你当前正在访问 Microsoft Azure Global Edition 技术文档网站。如果需要访问由世纪互联运营的 Microsoft Azure 中国技术文档网站，请访问 https://docs.azure.cn。

Parquet mapping

项目
08/12/2024

Applies to: ✅ Microsoft Fabric ✅ Azure Data Explorer

Use Parquet mapping to map incoming data to columns inside tables when your ingestion source file is in Parquet format.

Each element in the mapping list defines the mapping for a specific column. These elements are constructed from three properties: column, datatype, and properties. Learn more in the data mappings overview.

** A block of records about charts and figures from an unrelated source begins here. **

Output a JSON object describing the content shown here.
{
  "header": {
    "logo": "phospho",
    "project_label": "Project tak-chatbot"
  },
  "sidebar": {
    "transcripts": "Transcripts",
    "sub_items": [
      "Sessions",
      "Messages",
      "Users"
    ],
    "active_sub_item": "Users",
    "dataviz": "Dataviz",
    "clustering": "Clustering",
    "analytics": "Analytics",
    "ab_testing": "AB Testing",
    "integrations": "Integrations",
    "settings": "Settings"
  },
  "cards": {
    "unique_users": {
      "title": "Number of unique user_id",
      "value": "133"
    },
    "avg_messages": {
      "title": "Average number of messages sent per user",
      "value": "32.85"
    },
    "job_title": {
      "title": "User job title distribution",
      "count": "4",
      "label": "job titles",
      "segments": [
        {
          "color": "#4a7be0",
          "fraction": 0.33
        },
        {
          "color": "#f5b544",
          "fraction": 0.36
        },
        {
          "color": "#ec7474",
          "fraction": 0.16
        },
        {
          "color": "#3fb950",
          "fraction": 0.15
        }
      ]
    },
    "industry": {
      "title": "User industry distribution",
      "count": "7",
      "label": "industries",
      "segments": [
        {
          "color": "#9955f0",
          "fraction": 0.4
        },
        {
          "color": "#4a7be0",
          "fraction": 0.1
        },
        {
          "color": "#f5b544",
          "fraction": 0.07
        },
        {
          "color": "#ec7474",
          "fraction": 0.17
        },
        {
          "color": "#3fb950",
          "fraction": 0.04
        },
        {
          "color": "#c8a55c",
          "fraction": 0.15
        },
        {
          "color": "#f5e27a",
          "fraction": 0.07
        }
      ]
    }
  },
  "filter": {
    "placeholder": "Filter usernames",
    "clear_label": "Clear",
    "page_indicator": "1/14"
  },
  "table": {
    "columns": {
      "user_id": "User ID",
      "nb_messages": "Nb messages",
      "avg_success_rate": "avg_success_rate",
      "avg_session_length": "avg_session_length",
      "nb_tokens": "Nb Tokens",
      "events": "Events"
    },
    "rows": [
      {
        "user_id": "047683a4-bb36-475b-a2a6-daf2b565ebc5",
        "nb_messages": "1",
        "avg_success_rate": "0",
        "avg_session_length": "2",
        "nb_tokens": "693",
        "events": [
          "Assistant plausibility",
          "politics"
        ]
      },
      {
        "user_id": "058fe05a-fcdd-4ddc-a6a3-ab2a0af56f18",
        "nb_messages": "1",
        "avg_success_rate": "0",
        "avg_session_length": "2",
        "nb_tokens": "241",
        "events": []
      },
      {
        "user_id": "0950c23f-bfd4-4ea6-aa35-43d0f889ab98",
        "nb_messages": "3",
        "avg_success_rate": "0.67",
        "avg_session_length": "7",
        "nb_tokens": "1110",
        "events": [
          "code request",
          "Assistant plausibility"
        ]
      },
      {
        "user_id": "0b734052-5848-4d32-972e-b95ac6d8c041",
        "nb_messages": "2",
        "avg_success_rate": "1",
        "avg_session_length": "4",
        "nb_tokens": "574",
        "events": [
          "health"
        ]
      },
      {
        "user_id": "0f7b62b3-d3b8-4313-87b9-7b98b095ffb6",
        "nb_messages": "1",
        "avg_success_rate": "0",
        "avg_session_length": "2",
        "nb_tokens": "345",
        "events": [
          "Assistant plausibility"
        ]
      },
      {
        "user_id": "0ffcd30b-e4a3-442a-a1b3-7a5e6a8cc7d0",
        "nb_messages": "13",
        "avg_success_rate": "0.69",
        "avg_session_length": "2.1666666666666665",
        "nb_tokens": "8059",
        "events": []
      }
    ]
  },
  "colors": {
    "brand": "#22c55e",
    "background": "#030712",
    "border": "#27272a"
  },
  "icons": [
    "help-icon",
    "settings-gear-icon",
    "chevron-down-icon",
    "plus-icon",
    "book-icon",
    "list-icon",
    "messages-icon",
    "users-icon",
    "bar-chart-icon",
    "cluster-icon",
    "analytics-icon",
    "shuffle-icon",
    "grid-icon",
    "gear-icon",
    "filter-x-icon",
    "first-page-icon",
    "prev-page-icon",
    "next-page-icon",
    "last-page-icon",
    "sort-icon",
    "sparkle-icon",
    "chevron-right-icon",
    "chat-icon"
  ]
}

Each Parquet mapping element must contain either of the following optional properties:

Property	Type	Description
Field	`string`	Name of the field in the Parquet record.
Path	`string`	If the value starts with `$` it's interpreted as the path to the field in the Parquet document that will become the content of the column in the table. The path that denotes the entire Parquet record is `$`. If the value doesn't start with `$` it's interpreted as a constant value. Paths that include special characters should be escaped as ['Property Name']. For more information, see JSONPath syntax.
ConstValue	`string`	The constant value to be used for a column instead of some value inside the Parquet file.
Transform	`string`	Transformation that should be applied on the content with mapping transformations.

Note

Field and Path are mutually exclusive.

The following alternatives are equivalent:

[
  {"Column": "event_name", "Properties": {"Path": "$.EventName"}}
]

[
  {"Column": "event_name", "Properties": {"Field": "EventName"}}
]

Important

For queued ingestion:

If the table referenced in the mapping doesn't exist in the database, it gets created automatically, given that valid data types are specified for all columns.
If a column referenced in the mapping doesn't exist in the table, it gets added automatically to the table as the last column upon the first time data is ingested for that column, given a valid data type is specified for the column. To add new columns to a mapping, use the .alter ingestion mapping command.
Data is batched using Ingestion properties. The more distinct ingestion mapping properties used, such as different ConstValue values, the more fragmented the ingestion becomes, which can lead to performance degradation.

Parquet type conversions

Comprehensive support is provided for converting data types when you're ingesting or querying data from a Parquet source.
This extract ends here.